To the Editor:
Re "The Revolution's Missing Peace" (April 21):
Of all the notions about the root causes of the Arab spring now sweeping across the Middle East and North Africa, President Abdullah Gul's view that the democratic ferment is innately tied to a lack of progress in resolving the Israeli-Palestinian conflict is truly outrageous and cynical.
In fact, all of the evidence is to the contrary. Anyone who has followed the remarkable and at times disturbing events unfolding in Tunisia, Egypt, Syria, Libya and other countries would be hard-pressed to conclude that achieving the democratic aspirations of the people of those countries depends on peace between Israel and the Palestinians and Israel and the larger Arab world.

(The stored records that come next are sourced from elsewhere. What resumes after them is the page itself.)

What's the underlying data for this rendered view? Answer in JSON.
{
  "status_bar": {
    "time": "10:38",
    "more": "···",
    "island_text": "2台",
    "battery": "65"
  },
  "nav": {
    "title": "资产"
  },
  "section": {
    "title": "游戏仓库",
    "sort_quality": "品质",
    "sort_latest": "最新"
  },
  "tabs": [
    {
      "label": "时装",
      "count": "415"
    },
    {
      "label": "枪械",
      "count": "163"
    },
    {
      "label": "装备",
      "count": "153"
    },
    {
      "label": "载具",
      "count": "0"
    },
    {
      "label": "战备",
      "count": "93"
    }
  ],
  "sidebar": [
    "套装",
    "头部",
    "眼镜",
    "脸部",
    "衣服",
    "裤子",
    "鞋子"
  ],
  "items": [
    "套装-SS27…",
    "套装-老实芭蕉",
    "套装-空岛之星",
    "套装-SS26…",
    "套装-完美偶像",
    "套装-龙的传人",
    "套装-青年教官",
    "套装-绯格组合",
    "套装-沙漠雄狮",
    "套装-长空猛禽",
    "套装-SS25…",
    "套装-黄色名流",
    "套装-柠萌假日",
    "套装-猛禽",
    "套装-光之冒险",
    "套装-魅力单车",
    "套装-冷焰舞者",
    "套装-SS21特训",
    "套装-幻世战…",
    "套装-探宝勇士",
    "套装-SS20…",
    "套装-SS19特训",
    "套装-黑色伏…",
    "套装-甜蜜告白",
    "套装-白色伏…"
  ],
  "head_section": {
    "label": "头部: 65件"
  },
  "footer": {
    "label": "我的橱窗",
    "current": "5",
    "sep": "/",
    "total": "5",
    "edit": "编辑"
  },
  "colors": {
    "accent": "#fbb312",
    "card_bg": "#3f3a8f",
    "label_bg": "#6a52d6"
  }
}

What has motivated the citizens of these repressive regimes is a deep and long denied yearning to be active and meaningful participants in their own fate. It is not distress about their governments' foreign policies. It is anguish over their leaders' domestic repression, which deprived them of a political voice and an economic path to a better life.
Arab leaders have long used the Israeli-Palestinian conflict as a means to shift domestic attention away from the failings of their own societies. But this time around, as we have seen with Muammar Qaddafi's efforts to blame the insurrection in Libya on foreign interference, including Israel, the old excuses no longer work.